Dynamic Analysis: Tracing Execution
Let’s launch Autolt3.exe in x32dbg with breakpoints at functions that we’ve listed above, with the compiled script freely.a3x as a parameter.
Soon after the initialization of Autolt3.exe, we see a kernel32.CreateProcessW call, where jsc.exe, the final link of our chain, is located.
Note: this is a JScript.NET compilator, a part of an older .NET Framework. What’s unusual is that no extra data is transmitted to lpCommanLine.
Also, there’s a CREATE_SUSPENDED flag in dwCreationFlags, which points to an uncommon use of jsc.exe. But how does it get the payload?
The next string of calls reveals this:
- kernel32.CreateProcessW creates the jsc.exe process flagged as CREATE_SUSPENDED.
- kernel32.GetThreadContext delivers registries — the context of the main flow. This is typical for the preparation to process hollowing.
- kernel32.VirtualAllocEX allocates a 0x3B000-sized memory area in jsc.exe process with MEM_COMMIT | MEM_RESERVE flags and PAGE_EXECUTE_READWRITE protection. This allows you to place and launch any code.
To confirm this and extract the key module, let’s keep tracing the malware. The next critical call is kernel32.WriteProcessMemory. Among its arguments is a pointer to a buffer with loaded data, featuring familiar PE Magic and DOS Stub signatures. This clearly means that a PE file is injected into the jsc.exe process.
At this stage, we can safely dump a clean binary from the memory.
The payload is revealed, but we continue unraveling the entire chain until the final call — kernel32.ResumeThreat. This will help us make sure that the malware doesn’t do anything extra, like embedding another hidden process, before the control handover.
The next critical step is the call of kernel32.ReadProcessMemory. At this stage, the threat obtains a pointer to the PEB (Process Environment Block) structure, from which it extracts a PEB.ImageBaseAddress (base load address). This address is further rewritten to the injected PE module. That’s crucial for standard loading mechanisms of Windows, including early ntdll.LdrInintializeThunk initialization, as this allows for the correct processing of import tables, relocating, and restoring of the image’s data.
After this, kernel32.WriteProcessMemory is called, which completes the stage of replacing the base address in the PEB structure.
Next, kernel32.SetThreadContext is invoked, almost finalizing the process hollowing. At this stage, the malware writes a pointer to the entry point of the injected module into the EAX register.
After the call to kernel32.ResumeThread, control is handed over to ntdll.LdrInitializeThunk, which performs loader initialization and prepares the process execution environment.
Once initialization is complete, ntdll.LdrInitializeThunk calls ntdll.NtContinue, restoring the execution context.
As a result, the execution continues from the address stored in the EIP register. This is the beginning of the ntdll.RtlUserThreadStart procedure, which places the entry point from the EAX register onto the stack in accordance with the __stdcall calling convention and then hands over control to ntdll.__RtlUserThreadStart.

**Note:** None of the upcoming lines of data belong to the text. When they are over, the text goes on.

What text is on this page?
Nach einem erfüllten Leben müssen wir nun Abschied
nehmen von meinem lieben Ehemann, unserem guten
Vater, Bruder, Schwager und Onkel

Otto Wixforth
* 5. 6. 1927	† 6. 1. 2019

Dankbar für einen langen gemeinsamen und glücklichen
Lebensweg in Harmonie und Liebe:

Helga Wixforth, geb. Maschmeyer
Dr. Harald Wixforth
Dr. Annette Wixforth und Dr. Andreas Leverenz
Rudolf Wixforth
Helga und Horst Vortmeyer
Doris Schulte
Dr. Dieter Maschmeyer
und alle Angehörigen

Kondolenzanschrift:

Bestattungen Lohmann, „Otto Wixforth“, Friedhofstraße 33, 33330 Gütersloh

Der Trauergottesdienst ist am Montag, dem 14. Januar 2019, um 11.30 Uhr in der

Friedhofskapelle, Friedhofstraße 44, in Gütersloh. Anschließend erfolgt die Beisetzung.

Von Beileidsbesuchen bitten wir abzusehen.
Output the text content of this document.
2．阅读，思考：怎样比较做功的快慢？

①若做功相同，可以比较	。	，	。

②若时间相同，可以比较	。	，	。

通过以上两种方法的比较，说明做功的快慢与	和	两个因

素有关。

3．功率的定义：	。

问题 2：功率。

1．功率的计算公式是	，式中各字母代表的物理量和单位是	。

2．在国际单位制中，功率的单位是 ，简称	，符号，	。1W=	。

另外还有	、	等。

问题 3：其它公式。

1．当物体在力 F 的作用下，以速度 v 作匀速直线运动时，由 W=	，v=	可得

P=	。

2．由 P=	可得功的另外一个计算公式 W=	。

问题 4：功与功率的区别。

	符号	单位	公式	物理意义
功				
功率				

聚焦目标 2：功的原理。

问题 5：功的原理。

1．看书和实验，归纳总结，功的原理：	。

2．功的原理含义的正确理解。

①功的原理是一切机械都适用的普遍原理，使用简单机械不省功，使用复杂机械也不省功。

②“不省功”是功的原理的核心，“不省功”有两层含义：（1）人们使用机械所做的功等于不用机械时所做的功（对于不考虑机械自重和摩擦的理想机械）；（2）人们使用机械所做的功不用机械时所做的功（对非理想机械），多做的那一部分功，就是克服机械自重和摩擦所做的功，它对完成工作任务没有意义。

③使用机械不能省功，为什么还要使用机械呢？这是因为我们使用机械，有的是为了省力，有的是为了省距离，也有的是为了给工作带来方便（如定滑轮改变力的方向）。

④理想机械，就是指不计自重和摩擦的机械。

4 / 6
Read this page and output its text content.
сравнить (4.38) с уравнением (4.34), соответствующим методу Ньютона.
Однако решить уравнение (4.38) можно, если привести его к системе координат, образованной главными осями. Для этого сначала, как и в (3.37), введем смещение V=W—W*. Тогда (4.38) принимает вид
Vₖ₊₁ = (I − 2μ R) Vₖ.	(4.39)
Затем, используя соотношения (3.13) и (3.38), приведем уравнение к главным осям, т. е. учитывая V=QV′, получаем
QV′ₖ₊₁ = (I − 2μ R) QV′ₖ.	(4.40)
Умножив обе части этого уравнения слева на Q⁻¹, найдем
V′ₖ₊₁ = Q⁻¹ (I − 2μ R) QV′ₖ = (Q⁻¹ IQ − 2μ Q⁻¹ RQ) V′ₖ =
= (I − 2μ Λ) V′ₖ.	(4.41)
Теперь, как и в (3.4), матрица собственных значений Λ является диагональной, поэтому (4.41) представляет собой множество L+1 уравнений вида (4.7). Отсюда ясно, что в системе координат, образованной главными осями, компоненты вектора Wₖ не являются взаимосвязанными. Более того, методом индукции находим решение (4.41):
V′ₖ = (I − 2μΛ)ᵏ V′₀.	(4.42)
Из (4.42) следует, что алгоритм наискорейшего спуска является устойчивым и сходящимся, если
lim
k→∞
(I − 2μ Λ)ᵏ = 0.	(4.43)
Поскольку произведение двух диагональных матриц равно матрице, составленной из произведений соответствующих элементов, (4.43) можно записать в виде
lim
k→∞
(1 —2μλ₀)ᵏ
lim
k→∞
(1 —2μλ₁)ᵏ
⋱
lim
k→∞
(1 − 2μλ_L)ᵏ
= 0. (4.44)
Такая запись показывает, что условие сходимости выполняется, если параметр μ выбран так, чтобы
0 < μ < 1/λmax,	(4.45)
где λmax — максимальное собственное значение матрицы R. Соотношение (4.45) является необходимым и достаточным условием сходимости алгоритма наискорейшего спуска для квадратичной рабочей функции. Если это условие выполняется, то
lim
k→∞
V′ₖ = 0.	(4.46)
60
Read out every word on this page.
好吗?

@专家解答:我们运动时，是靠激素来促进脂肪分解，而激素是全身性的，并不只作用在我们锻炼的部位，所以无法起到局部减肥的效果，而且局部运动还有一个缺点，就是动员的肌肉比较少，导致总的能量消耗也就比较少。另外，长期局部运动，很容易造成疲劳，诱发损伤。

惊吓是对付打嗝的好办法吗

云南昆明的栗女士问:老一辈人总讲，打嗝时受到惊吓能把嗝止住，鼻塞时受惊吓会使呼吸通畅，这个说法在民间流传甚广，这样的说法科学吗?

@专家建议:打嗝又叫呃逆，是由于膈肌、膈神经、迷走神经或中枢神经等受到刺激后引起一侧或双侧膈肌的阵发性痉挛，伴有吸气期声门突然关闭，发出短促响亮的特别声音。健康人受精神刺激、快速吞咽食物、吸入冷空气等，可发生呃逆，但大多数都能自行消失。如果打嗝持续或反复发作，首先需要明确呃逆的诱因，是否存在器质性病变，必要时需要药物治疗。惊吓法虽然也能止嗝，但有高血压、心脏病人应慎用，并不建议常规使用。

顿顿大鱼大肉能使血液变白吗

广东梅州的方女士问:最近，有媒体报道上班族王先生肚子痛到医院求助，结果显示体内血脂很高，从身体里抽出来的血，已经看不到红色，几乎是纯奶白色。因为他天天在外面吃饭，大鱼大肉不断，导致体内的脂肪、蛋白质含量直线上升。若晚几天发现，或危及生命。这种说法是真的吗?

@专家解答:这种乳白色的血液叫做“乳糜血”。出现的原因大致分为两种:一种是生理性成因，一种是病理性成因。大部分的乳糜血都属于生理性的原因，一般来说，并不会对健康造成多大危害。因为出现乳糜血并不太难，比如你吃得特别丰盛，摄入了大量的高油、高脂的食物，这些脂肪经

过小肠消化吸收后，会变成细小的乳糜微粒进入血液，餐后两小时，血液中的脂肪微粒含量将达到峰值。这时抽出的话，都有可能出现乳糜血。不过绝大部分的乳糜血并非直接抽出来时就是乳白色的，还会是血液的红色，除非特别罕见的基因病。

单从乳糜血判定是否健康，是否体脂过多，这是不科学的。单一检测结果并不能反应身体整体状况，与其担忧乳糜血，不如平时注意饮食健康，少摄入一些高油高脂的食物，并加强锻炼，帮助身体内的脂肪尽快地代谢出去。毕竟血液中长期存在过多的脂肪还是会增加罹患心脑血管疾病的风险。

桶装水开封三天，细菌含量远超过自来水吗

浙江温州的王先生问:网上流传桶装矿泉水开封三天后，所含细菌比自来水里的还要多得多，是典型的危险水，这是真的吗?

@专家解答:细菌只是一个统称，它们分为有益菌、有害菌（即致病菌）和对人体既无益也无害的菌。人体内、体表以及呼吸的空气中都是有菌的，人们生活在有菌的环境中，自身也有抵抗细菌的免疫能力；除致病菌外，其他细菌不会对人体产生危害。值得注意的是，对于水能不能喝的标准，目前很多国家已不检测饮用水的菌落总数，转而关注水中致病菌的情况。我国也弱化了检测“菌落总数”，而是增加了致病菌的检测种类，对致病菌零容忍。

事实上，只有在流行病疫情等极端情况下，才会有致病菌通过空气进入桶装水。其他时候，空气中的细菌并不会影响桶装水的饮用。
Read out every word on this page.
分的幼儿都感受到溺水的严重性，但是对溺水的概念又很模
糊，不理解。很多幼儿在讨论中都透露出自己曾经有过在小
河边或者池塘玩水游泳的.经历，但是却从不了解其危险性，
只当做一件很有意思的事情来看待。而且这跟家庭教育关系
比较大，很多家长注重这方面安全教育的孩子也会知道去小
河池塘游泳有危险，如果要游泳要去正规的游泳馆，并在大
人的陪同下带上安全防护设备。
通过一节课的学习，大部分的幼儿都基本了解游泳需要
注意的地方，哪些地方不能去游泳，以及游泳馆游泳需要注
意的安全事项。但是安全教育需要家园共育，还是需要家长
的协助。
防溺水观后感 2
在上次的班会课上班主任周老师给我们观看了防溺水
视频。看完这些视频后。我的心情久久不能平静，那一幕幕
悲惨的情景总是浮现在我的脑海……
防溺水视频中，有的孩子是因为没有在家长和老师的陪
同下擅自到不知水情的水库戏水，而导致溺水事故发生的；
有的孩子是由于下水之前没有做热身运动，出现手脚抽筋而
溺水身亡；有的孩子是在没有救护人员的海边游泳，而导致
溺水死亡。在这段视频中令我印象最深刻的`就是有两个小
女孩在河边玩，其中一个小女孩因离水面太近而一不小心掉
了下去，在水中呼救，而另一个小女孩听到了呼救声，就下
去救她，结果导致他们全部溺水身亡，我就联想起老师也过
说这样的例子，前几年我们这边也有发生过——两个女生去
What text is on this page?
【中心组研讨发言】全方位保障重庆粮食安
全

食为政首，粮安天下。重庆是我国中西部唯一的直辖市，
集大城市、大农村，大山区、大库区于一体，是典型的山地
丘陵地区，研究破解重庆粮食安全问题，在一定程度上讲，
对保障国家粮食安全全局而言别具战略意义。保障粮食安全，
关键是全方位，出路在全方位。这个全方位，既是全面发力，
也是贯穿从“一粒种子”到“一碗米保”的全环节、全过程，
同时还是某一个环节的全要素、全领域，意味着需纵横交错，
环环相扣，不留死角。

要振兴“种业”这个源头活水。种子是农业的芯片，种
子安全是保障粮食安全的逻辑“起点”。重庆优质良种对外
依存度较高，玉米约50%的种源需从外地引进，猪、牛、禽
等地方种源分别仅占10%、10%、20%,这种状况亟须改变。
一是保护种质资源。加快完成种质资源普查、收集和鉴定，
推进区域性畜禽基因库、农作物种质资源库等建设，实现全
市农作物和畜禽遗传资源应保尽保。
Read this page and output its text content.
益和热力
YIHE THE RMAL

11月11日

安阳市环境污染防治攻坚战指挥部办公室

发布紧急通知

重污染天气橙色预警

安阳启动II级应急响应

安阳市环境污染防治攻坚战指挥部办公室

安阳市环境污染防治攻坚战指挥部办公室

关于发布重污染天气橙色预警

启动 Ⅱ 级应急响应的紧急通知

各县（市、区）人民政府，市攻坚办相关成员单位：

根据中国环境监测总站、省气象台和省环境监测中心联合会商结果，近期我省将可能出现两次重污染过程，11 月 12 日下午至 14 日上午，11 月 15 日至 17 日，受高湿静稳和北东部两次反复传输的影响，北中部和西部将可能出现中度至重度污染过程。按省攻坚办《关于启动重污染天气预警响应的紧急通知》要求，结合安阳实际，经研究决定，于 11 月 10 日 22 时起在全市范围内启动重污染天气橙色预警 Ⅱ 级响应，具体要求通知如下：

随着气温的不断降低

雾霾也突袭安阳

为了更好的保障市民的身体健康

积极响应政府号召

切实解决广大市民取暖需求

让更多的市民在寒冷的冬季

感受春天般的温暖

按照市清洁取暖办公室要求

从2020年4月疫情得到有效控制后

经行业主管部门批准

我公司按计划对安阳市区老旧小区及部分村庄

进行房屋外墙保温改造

Notably, this is not a common process hollowing. The regular method includes the extraction of the original memory area via NtUnmapViewOfSection. But in CastleLoader’s case, the malware dismisses this step intentionally.
To monitoring tools like System Informed, the process doesn’t look off. It’s also not a part of an event chain known to EDR.
This decreases the probability of detection without disrupting the processing of all tables and structures, ensuring normal functioning of the injected module.
Preliminary Results
The original Inno Setup installer turned out to be a container with a set of auxiliary files, among which the AutoIt3.exe + freely.a3x combination played a key role. We were able to extract and partially decompile the AutoIt script; however, most of its logic was heavily obfuscated and consisted of numerous wrappers around the WinAPI.
Static analysis showed that the script prepares the environment and launches the next stage, while dynamic analysis confirmed that after jsc.exe is started, one of the process hollowing techniques is executed: another executable module is injected into the process’s address space.
As a result, we discovered a fully functional PE file — the main CastleLoader module — inside the process and successfully dumped it for further analysis.
Such a sophisticated multi-stage execution chain was not implemented merely to complicate analysis, but specifically as an attempt to conceal the execution of the main payload from detection mechanisms. Using Inno Setup as a container, an AutoIt script as an intermediate layer, and process hollowing over jsc.exe, allows CastleLoader to distribute across several components that appearbenign at first glance.
After the loader completes its execution, the files extracted by the Inno Setup installer remain on the disk. This may either be a deliberate attempt to mimic the normal behavior of legitimate software, which often leaves installation artifacts behind, or simply an implementation flaw. Given the relative novelty of the malware family, it’s probably the latter.
This execution model reduces the likelihood of detection, as each individual stage appears legitimate, and the final payload only manifests in memory after the controlled process has been altered. As a result, static signatures, simple behavioral heuristics, and process monitoring systems become ineffective. A fully functional malicious module exists only at runtime, and only within an already modified process.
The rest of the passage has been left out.